L’observation des vibrations sismiques générées par les volcans est l’une des principales sources d’information sur l’activité et les propriétés physiques des systèmes magmatiques, sur les phénomènes qui s’y produisent ainsi que sur leur structure. C’est donc un outil essentiel pour la surveillance volcanique et la prévision des éruptions. L’activité sismique des volcans se manifeste sous plusieurs formes qui correspondent à divers processus.

 

Des séismes volcano-tectoniques souvent premier signe du réveil d’un volcan.

Un édifice volcanique est recoupé par de nombreuses failles de toutes dimensions.

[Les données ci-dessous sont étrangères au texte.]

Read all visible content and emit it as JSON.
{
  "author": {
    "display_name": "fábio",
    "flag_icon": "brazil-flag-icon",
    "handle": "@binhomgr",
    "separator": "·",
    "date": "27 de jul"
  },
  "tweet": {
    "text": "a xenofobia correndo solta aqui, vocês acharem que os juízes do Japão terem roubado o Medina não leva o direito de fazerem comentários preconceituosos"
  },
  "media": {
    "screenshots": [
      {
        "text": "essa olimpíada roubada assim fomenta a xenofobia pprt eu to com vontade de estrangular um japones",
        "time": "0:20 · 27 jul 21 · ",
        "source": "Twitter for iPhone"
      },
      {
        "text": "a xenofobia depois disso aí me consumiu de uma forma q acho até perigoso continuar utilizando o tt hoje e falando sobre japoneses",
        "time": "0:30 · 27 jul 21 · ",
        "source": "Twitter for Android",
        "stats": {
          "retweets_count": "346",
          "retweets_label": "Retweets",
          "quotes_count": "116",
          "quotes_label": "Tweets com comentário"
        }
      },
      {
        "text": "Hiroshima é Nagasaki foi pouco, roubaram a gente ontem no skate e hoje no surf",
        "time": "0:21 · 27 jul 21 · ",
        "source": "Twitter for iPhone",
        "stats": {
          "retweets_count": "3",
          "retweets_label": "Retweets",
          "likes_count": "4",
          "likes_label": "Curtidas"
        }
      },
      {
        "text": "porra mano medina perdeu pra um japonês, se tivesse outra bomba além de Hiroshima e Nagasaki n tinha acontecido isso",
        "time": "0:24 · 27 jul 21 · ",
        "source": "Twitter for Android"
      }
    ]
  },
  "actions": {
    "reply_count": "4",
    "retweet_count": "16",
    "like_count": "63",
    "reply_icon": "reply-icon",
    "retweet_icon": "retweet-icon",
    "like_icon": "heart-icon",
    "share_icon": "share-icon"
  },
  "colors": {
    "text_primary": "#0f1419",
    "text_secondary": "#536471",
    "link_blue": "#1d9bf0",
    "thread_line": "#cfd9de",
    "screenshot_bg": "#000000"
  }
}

Lorsqu’une injection de magma se produit à l’intérieur du volcan, sa structure est soumise à des variations de contraintes qui déclenchent des ruptures sur les failles de la même manière que sur des failles tectoniques. On appelle ces événements « séismes volcano-tectoniques » (VT) pour souligner que le processus physique mis en jeu est analogue à celui des séismes tectoniques. Ce type de séismes est également appelé « type-A » ou « haute-fréquence ». On distingue généralement dans leurs sismogrammes les arrivées des ondes P et des ondes S et ils sont caractérisés par des fréquences dominantes dans leurs spectres de l’ordre de 5 à 15 Hz. Ils peuvent être localisés et étudiés par les méthodes classiques de la sismologie. Ce type d’activité sismique est souvent le premier signe du réveil d’un volcan. Cependant elle peut durer quelques jours, quelques mois ou quelques années avant le début d’une éruption.

 

Des séismes et trémors volcaniques résultant d’un mouvement de fluide.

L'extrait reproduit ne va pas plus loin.